The repeal of the statutory provisions by the 2009 Act had removed the procedural right for a lender to seek an order for possession of registered land by way of summary proceedings in certain instances where the mortgage was created prior to 1 December 2009. Though an alternative remedy remained available to such lenders, it was both a more costly and lengthy remedy.

The Bill also seeks to remove uncertainties that certain commentators suggested could exist, regarding the availability of statutory rights such as a mortgagee’s statutory power of sale and the power of a mortgagee to “overreach” (i.e., to sell a mortgaged property free from subsequent interests like judgment mortgages).

Any proceedings currently in train seeking possession of registered land will need to be recommenced if the lender wishes to avail of the provisions set out in the Bill when they are brought into force.

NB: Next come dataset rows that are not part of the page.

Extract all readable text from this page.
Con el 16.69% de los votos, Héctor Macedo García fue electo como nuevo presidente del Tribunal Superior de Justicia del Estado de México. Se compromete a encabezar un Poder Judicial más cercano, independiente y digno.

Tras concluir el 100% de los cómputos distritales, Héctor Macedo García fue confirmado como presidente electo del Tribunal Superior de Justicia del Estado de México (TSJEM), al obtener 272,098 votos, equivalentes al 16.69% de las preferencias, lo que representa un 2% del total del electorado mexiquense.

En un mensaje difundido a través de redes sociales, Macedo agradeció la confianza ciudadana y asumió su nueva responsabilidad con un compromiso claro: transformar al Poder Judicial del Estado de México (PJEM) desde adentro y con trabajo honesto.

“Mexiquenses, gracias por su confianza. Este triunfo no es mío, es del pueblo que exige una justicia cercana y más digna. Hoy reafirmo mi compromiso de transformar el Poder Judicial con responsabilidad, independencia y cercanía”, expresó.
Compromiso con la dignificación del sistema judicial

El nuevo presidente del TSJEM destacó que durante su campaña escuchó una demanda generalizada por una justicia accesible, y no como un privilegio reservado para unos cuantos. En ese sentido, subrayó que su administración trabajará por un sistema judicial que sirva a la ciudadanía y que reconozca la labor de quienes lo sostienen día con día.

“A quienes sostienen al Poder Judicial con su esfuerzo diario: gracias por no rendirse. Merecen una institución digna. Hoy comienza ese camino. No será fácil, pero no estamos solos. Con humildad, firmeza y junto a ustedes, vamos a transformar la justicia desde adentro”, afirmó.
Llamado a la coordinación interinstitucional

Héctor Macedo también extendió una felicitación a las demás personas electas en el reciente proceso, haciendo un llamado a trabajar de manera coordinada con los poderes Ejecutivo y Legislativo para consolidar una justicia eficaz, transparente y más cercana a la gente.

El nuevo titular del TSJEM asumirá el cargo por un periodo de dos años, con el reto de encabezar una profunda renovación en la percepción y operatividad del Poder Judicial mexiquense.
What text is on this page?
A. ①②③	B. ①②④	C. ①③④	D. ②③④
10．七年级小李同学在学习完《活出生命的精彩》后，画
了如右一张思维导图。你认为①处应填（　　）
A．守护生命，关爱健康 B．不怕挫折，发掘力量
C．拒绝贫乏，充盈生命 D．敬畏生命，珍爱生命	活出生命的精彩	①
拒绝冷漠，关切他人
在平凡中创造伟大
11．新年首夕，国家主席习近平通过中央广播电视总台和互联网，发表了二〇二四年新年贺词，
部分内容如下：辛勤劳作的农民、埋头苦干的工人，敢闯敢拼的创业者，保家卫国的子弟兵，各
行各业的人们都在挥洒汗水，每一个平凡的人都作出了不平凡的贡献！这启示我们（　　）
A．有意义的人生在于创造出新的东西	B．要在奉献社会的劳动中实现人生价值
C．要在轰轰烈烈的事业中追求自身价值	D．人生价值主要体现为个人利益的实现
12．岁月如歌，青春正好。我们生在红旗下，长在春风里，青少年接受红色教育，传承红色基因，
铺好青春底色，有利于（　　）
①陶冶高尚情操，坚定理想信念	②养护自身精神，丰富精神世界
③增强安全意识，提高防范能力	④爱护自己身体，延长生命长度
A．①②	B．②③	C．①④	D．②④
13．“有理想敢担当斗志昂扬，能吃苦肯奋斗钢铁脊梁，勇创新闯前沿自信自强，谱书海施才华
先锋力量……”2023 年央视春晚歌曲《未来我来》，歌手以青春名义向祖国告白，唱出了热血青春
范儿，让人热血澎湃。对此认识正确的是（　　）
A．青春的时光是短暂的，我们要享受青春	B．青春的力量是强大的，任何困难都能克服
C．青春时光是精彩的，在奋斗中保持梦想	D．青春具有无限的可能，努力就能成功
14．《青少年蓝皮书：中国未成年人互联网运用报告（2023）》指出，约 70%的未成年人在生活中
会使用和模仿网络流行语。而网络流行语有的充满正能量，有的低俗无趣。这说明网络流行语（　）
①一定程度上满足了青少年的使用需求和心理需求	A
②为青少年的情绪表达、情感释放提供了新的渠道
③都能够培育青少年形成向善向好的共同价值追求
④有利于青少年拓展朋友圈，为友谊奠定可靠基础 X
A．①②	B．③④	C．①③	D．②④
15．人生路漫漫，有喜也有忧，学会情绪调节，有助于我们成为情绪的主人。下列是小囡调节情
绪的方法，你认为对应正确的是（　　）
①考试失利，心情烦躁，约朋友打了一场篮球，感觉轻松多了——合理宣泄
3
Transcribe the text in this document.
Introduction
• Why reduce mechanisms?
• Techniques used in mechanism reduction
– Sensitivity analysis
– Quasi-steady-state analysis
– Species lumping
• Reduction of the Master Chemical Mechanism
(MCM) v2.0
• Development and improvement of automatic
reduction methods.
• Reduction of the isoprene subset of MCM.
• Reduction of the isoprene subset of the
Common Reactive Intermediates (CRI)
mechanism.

The Bill will also introduce a number of changes to the procedural right to seek an order for possession of a principal private residence of a mortgagor or that of his/ her spouse/partner. Unlike the provision referred to above, these provisions will only come into force once the Minister for Justice, Equality and Defence signs a commencement order at a time of his choosing after the enactment of the Bill.

The first of these changes is that all applications for possessions of such properties will have to be brought in the Circuit Court, which brings mortgages created prior to 1 December 2009 into line with mortgages created on or after that date.

The Bill also provides that in respect of all mortgages (regardless of their date of creation and whether they relate to registered or unregistered land) affecting the principal private residence of the mortgagor or that of his/her spouse/partner, the court may adjourn proceedings for a maximum of 2 months to enable the mortgagor (who meets the relevant eligibility criteria) to consider a personal insolvency arrangement under the Personal Insolvency Act 2012. The court in considering a mortgagor's application to adjourn will have regard to appropriate matters, including certain listed matters. These matters are whether a mortgagor has participated in a mortgage arrears process, whether he has made any repayments within the previous 12 months (and if so, how much relative to the scheduled repayments and how often), previous adjournments requested by the mortgagor, the conduct of both parties to arrears resolution and whether the application by the mortgagor is an attempt to delay progress of the proceedings. If significant progress has been made on a proposal for a personal insolvency arrangement under the Personal Insolvency Act 2012 at the end of the 2 months, the proceedings may be adjourned further.